Stars: Dana Andrews, Carla Balenda and Claude Rains
By the time he hears machine gun fire out on the Grand Banks, like the U-boats use to communicate when they need to keep radio silence, someone has sabotaged the Daniel Webster's radio. The next noise is bigger guns than machine guns and in the aftermath they come upon a schooner, one that has apparently been weathered, shelled and abandoned. It's a Danish ship, or so says one of the two Danes he has on board, but he's not sure how much he can trust them. Konrad is the most obviously suspicious as he's brand new to his crew but then Holger has only sailed with Bannion once before and suspicion is easily diverted over to him. Konrad turns out to be right: the ship is Danish, the Gaunt Woman out of Copenhagen, full of an opportunistic cargo of Jamaican rum.
It's an RKO picture but the star is Dana Andrews, on loan from Samuel Goldwyn, as the opening screen is careful to tell us. He'd had some major films to his name by 1951, not least The Ox-Bow Incident, Laura and The Best Years of Our Lives, but I haven't even heard of any of his films from 1946 through to Fritz Lang's While the City Sleeps a decade later.
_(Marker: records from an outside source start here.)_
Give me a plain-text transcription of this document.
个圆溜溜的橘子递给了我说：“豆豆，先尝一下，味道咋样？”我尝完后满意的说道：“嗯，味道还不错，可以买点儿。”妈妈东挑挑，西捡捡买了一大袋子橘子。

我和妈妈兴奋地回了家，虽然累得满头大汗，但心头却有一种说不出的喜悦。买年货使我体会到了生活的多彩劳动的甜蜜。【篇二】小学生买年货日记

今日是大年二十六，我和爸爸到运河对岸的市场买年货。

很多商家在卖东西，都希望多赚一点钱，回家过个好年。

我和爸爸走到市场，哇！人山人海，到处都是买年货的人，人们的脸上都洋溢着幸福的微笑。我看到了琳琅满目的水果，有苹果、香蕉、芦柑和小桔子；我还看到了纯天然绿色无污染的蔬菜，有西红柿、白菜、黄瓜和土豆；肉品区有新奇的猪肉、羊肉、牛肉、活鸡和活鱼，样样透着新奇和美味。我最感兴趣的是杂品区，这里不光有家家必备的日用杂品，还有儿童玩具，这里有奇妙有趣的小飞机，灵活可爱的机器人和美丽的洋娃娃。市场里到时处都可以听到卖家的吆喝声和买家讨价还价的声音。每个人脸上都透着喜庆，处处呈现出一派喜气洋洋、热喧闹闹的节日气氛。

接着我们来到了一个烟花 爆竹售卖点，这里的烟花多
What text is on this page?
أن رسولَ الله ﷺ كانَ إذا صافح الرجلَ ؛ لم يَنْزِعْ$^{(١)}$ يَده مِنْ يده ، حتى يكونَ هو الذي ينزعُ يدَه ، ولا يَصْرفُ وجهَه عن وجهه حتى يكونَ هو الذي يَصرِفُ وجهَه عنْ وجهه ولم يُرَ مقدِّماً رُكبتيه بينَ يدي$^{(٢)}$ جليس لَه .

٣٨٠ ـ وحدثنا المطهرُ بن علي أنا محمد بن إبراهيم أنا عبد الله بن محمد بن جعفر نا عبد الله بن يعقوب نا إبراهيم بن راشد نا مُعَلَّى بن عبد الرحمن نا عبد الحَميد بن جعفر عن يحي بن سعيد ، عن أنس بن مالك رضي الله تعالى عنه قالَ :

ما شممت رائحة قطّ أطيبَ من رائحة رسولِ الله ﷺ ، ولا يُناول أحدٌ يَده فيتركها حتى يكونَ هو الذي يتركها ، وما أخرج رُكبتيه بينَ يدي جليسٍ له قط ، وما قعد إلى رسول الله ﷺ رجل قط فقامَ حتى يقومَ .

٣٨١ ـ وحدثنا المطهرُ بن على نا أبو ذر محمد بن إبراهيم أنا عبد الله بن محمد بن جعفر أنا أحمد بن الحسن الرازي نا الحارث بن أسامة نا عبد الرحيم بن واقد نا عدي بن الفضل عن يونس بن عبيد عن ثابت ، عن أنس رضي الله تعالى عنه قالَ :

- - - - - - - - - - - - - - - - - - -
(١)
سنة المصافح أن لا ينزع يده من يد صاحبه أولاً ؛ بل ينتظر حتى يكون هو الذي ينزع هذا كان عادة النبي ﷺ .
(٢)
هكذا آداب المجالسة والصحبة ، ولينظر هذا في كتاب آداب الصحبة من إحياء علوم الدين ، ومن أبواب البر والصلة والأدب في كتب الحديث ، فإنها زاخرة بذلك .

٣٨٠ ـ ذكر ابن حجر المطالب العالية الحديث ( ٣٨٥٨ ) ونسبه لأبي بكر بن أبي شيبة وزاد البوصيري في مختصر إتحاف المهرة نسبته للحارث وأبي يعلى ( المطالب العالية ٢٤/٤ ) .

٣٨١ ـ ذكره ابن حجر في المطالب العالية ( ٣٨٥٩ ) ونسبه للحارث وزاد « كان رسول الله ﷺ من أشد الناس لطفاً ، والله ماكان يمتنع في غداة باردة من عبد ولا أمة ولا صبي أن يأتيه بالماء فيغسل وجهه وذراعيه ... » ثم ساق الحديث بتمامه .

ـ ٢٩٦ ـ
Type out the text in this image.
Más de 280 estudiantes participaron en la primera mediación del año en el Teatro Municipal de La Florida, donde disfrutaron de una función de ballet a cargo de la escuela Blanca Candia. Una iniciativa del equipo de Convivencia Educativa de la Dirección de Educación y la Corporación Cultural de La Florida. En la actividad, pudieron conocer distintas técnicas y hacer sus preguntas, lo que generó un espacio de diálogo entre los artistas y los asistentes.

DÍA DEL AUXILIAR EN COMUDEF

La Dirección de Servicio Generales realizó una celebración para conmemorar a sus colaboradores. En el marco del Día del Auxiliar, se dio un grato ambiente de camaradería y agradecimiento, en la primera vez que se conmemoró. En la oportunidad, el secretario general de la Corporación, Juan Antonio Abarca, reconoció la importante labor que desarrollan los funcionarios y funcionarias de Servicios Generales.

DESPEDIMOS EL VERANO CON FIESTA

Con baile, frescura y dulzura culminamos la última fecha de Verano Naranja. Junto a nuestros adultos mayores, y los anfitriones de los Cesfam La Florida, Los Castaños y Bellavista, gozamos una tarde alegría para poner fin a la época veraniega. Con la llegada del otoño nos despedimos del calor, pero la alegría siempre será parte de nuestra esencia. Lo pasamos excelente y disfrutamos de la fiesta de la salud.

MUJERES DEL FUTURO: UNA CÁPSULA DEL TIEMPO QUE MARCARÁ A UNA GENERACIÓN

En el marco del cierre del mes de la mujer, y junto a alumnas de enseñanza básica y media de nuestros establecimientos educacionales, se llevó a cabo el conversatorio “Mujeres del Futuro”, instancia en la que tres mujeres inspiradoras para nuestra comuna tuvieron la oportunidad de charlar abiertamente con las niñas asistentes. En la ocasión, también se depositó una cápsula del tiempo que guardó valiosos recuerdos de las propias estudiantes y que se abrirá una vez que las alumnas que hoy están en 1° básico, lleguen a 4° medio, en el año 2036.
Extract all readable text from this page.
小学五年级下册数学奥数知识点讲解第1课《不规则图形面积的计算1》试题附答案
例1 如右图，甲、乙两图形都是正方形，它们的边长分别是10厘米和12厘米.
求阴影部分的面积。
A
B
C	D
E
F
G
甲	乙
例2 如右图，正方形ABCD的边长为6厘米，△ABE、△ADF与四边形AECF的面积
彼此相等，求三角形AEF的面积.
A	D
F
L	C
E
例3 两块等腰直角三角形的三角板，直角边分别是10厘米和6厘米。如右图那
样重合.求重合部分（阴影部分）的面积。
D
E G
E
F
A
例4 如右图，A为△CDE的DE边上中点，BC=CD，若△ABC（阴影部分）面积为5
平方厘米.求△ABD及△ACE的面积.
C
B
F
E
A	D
Claude Rains I know very well and he's a fine Nazi captain though he has too little to do here. The leading lady is Carla Balenda, formerly known as Sally Bliss, who doesn't get much to do either. She reminds often of Jean Arthur, though without the memorable voice, and it's surprising to find she made so few movies, just twelve in the decade from 1944 to 1954, many of them what look like B westerns. She may well be best known for a recurring role on the June Lockhart version of Lassie as Timmy's teacher, Miss Hazlit.